John Williams of Shadow Statistics has updated his forecast for when we could have a currency crisis and enter into hyperinflation based on the deficits and GAAP (Generally Accepted Accounting Practices) he sees hyperinflation as a distinct possibility within the next 12 months.
Reality: “Our biggest deficit is a leadership deficit”, this according to David Walker.
Delusion: Secretary of Treasury Geithner says the recession is over.
President Obama agrees.
Upon receiving the Nobel Peace Prize he has focused on adding expenses to our two wars, seven and eight years long now, which are looking more and more like Vietnam every day. A good leader would have declared victory, and packed up. I admire the US military, but the bottom line is if Gangas Kahn, Napoleon and Russia couldn’t win then a 98 pound dripping wet Commander-in-Chief with no military experience stands no chance at all.
Bribing the Talaban with US tax dollars isn’t going to tip the scales in our favor either.
He also sees Health Care and Cap and Tax as the most important issues. Two more nails in the nation’s economic coffin and one giant blundering pallbearers step into the grave itself.
Is David Walker wrong about the leadership deficit?
No offense to the Honorable Walker, who I admire and respect a lot, but a statement and actions like these indicate – without a shadow of a doubt – that neither of these names are worthy of the the words “leadership” or “deficit”. Well meaning, misguided economically afoul creatures following the Keynesian fairytale of how things worked before they reached critical mass and began imploding – maybe. Delusional – closer. Falling under the ledger column titled insane is probably closer to reality.

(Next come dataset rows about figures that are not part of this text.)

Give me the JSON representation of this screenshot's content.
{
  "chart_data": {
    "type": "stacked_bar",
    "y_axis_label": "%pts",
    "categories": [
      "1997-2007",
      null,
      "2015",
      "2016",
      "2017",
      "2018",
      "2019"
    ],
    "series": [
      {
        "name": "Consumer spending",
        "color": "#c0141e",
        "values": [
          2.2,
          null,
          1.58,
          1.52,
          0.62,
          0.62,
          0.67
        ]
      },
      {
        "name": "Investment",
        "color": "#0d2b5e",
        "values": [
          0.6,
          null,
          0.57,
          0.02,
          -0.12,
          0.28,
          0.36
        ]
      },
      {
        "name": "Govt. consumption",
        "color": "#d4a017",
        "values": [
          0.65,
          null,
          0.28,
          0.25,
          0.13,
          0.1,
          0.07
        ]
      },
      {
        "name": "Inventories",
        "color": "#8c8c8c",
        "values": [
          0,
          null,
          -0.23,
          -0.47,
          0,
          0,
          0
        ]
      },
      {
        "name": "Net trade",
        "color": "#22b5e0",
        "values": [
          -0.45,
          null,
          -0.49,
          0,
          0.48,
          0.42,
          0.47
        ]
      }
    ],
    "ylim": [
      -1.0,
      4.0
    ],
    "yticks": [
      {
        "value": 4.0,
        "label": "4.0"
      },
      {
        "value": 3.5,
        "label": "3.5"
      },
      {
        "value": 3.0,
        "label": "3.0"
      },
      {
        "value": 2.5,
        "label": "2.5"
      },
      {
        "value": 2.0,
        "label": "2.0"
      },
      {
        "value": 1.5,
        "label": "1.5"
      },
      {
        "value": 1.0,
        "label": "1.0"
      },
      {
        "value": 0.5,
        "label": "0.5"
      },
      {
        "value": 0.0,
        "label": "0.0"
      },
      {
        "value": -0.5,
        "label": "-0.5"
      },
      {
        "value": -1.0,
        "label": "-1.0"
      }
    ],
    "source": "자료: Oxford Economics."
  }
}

Google “don’t let a crisis go to waste” and .28 seconds later the top link out of 7.5 million search results is White House Chief of Staff Rahm Emanuel. I don’t know if his name belongs scribbled in the column of the insane or if he should be nominated for the Nobel Prize of Missing the Biggest Crisis in History.
Making good, out of a bad crisis, is a super and admirable trait. Of course, the trick is that one has to have the ability to RECOGNIZE a crisis first. When you miss the biggest crisis in the history of the world — who cares what your crisis motto is.
In Summary: Instead of assembling a team of the best and brightest (about 25 economic bloggers come to mind) to lead us out of this crisis our president has put together a team of proven failures. Failures with resumes littered with contributions of creating this economic nightmare. Ben Bernake who missed and disputed the biggest bubble in the history of the universe – the housing bubble. His donation of blowing money into that bubble was second only to Sir Alan Greenspan. Larry Summers, nuked Harvard’s pension and endowment funds with a billion in derivatives and then jumped in and helped Robert Rubin and Alan Greenspan and Congress muzzle Bixley Born when she advocated derivative regulation. Recall that 1.5 trillion in derivatives blew up the economy in 2008. Remember that wave 2 (Alt-A’s and Option Arms, another 1.5 trillion dollar wave is forecasted to reach shore in Q2 of 2010).
We have 1.6 quadrillion in unregulated derivatives, at least 200 trillion of that resides at banks in the United States. As John Williams states. “You can take 100% of peoples’ income and corporate profit and you’d still be in a deficit. There’s no way you can raise enough money in taxes. Our total debt is over 12 trillion, we have 106 trillion of debt which is Enronesqly stashed off balance sheet (under the column “certifiably insane”) for “unfunded” (read: looted and long since spent by Congress) liabilities.
And we have “leaders” (read: unwitting financial terrorists) who are doing what they did to blow up the economy. The only difference from before and now is that this time they are calling it a fix this time.
No peaceful citizen relishes in the fact that they haven’t elected the best and the brightest. Somehow I can’t picture our forefathers grabbing teabags. When I ask myself what they would have done with these financial terrorist I see the vision of pitchforks and torches.
But hey: Don’t let reality ruin your day.